Like all pluripotent stem cells, ES cells can form any cell or tissue type — but they require close interaction with two types of extra-embryonic cell to complete normal embryonic development. The Zernicka-Goetz team learnt how to coax ES cells into forming these extra-embryonic cells, and showed that these could be co-cultured with ES cells to yield embryo models that mature to stages that were previously unattainable in vitro. “It’s as faithful as you can imagine an embryonic model,” says Zernicka-Goetz. “It develops a head and heart — and it’s beating.” Her team was able to use this model to reveal how alterations in individual genes can derail normal embryonic development12.
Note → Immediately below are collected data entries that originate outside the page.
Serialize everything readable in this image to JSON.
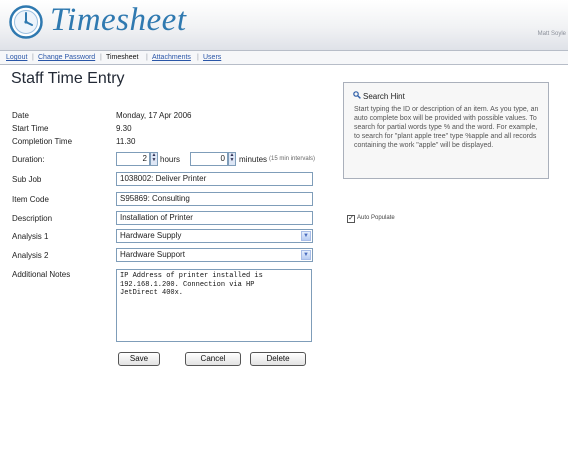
{
  "app": {
    "logo": "Timesheet",
    "user": "Matt Soyle"
  },
  "nav": {
    "logout": "Logout",
    "change_password": "Change Password",
    "timesheet": "Timesheet",
    "attachments": "Attachments",
    "users": "Users",
    "separator": "|"
  },
  "page": {
    "title": "Staff Time Entry"
  },
  "form": {
    "date_label": "Date",
    "date_value": "Monday, 17 Apr 2006",
    "start_label": "Start Time",
    "start_value": "9.30",
    "completion_label": "Completion Time",
    "completion_value": "11.30",
    "duration_label": "Duration:",
    "hours_value": "2",
    "hours_label": "hours",
    "minutes_value": "0",
    "minutes_label": "minutes",
    "interval_note": "(15 min intervals)",
    "subjob_label": "Sub Job",
    "subjob_value": "1038002: Deliver Printer",
    "item_label": "Item Code",
    "item_value": "S95869: Consulting",
    "desc_label": "Description",
    "desc_value": "Installation of Printer",
    "analysis1_label": "Analysis 1",
    "analysis1_value": "Hardware Supply",
    "analysis2_label": "Analysis 2",
    "analysis2_value": "Hardware Support",
    "notes_label": "Additional Notes",
    "notes_value": "IP Address of printer installed is\n192.168.1.200. Connection via HP\nJetDirect 400x.",
    "auto_populate_label": "Auto Populate"
  },
  "buttons": {
    "save": "Save",
    "cancel": "Cancel",
    "delete": "Delete"
  },
  "hint": {
    "title": "Search Hint",
    "body": "Start typing the ID or description of an item. As you type, an auto complete box will be provided with possible values. To search for partial words type % and the word. For example, to search for \"plant apple tree\" type %apple and all records containing the work \"apple\" will be displayed."
  },
  "colors": {
    "accent": "#2f79b0",
    "link": "#2a56a8",
    "border": "#7f9db9"
  }
}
At the Guangzhou Institutes of Biomedicine and Health, Chinese Academy of Sciences, stem-cell biologist Miguel Esteban and colleagues are taking a different tack: reprogramming human stem cells to model the earliest stages of development.
“We started with the idea that actually it might even be possible to make zygotes,” Esteban says. The team didn’t quite achieve that, but they did identify a culture strategy that pushed these stem cells back to something resembling eight-cell human embryos14. This is a crucial developmental milestone, associated with a massive shift in gene expression that ultimately gives rise to distinct embryonic and extra-embryonic cell lineages.
Although imperfect, Esteban’s model exhibits key features of cells in natural eight-cell embryos, and has highlighted important differences between how human and mouse embryos initiate the transition to the eight-cell stage. “We saw that a transcription factor that is not even expressed in the mouse regulates the whole conversion,” says Esteban.
Collectively, these models can help researchers to map how just a few cells give rise to the staggering complexity of the vertebrate body.
Research on human embryos is restricted beyond 14 days of development in many countries, but there’s plenty that researchers can do within those constraints. Non-human primate models offer one possible alternative, Esteban says, and Zernicka-Goetz says that her mouse-embryo strategy can also generate human embryos that develop as far as day 12. “We still have lots of questions to ask within that stage that we are comfortable studying,” she says.